目前,中國成為世界第二大經濟體。但中國的經濟結構相對世界上一些發達國家,還存在需要調整的空間。發達國家經濟結構情況如表2所示,2010年,中國的資本形成率為48.2%,高于所有的發達國家;2012年,中國居民消費率為34.8%,表中所列居民消費率最高的美國居民消費率為68.6%,中國僅相當于美國居民消費率的50%,且低于其他發達國家。從三次產業增加值在GDP中所占比重看,中國農業增加值占GDP 10.1%,其他發達國家農業增加值所占GDP比重均在2%以內,中國的農業增加值所占比例太高。與表中其他發達國家相比,中國服務業增加值在GDP中所占比重明顯偏小,與服務業比重最高的法國相比,低于后者34.5個百分點。根據世界上其他國家GDP的三大需求結構,以及GDP的三次產業結構,中國存在顯著的居民消費乏力、投資率過高、服務業在GDP中所占比重過低的問題。

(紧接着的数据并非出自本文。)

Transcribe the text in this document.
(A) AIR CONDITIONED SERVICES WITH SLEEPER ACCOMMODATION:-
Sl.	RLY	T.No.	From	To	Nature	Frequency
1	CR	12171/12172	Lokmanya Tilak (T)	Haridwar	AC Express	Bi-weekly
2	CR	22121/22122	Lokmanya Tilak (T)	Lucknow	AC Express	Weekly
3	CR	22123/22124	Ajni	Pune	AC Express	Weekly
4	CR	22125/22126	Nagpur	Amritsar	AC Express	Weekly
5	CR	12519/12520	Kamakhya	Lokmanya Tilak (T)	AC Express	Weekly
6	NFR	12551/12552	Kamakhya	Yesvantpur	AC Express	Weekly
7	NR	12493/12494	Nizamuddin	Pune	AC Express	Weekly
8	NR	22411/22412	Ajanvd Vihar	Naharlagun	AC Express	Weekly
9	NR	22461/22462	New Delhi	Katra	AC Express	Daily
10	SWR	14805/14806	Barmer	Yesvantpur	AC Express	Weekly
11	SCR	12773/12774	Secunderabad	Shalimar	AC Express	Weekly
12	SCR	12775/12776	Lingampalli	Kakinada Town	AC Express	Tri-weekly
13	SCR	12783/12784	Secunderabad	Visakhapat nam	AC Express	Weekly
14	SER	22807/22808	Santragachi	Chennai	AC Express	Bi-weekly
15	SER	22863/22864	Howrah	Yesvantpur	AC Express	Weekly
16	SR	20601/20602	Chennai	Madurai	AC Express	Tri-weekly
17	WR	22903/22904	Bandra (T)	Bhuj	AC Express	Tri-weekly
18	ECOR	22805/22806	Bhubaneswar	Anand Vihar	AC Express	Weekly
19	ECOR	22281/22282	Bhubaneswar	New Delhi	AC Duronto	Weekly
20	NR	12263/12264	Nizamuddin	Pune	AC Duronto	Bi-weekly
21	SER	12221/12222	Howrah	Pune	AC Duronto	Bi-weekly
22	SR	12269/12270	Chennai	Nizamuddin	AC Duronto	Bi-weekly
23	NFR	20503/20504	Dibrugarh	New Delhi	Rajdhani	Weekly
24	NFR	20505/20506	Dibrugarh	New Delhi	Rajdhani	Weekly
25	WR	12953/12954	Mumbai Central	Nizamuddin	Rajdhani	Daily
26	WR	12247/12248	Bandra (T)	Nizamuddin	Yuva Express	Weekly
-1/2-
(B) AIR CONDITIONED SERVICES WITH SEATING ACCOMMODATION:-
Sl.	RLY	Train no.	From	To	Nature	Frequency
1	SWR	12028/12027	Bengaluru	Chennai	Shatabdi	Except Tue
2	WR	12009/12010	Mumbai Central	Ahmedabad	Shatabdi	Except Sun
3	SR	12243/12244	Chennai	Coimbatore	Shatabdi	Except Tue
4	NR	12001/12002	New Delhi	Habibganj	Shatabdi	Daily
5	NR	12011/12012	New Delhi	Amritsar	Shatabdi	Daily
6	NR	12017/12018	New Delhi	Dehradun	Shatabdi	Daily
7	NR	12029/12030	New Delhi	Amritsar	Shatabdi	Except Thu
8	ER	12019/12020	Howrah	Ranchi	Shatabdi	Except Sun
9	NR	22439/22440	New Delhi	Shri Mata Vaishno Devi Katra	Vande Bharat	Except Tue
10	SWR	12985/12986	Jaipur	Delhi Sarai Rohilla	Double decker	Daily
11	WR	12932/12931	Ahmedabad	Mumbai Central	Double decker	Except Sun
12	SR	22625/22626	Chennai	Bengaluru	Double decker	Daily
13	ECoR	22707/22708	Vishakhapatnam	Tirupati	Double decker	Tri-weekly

表1 中國2001~2013三大需求對GDP的貢獻率及拉動點數

表2 2012年發達國家經濟結構情況
消費乏力。從表1可以發現中國的消費對GDP增長的拉動百分點比較穩定,基本維持在4%~6%,波動幅度相對較小。而投資對GDP的拉動較之消費有一定起伏,在2003年和2009年有兩個大的上漲點。在拉動GDP增長的三大需求中,凈出口波動最大,2009年有一個較大幅度的下跌,下跌至-3.5%。2008年發生由美國次貸危機引起的全球金融危機,由于經濟影響的時滯效應,2009年凈出口大幅下跌,另一方面,由于經濟危機可預見性的嚴重后果,中國政府采取了積極的財政政策,導致2009年投資對經濟增長的拉動有一個較大幅度上升,升至8.1%。通過對比,2001~2013年,中國消費對經濟增長的拉動作用相對穩定,投資與出口容易受外界因素的影響。為了保持中國經濟長期的平穩增長,必須保持消費的穩定增長。但由于多種因素,中國存在消費乏力問題。第一,預期支出剛性。經濟機制由計劃經濟過渡到市場經濟,居民緣于計劃經濟時代的生活方式和生活觀念還沒有完全與市場經濟相適應,以前教育、醫療、養老都有國家提供保障,但在市場經濟時代,居民在計劃經濟時代形成的安全感不復存在,所以居民不敢消費,要為未來的房子、孩子、教育、醫療被動儲蓄。第二,預期收入不穩定。市場經濟倡導“自主經營、自負盈虧”,外界環境充滿了不確定性,居民的收入波動性增強,所以對于消費保持謹慎心理。第三,農民增收慢。2010年,第六次全國人口普查數據顯示,中國有6.7億鄉村人口,這一部分生活在農村的人口,他們缺乏增收渠道,有龐大的消費需求,但購買力不足。以2010年為例,城鎮居民家庭人均可支配收入19109元,而農村居民家庭人均純收入僅5919元。第四,貧富差距懸殊。1978年改革開放以來,中國的貧富差距有逐漸拉大的趨勢。徐映梅(2011)研究發現1978~2007年中國基尼系數從0.27增大為0.45,理論界一般認為基尼系數值在0.4~0.5之間表明貧富差距較大。中國貧富差別在進一步拉大,不僅城鄉之間,城鎮內部、農村內部、區域之間、行業之間、壟斷與非壟斷企業之間均存在較大的收入差距。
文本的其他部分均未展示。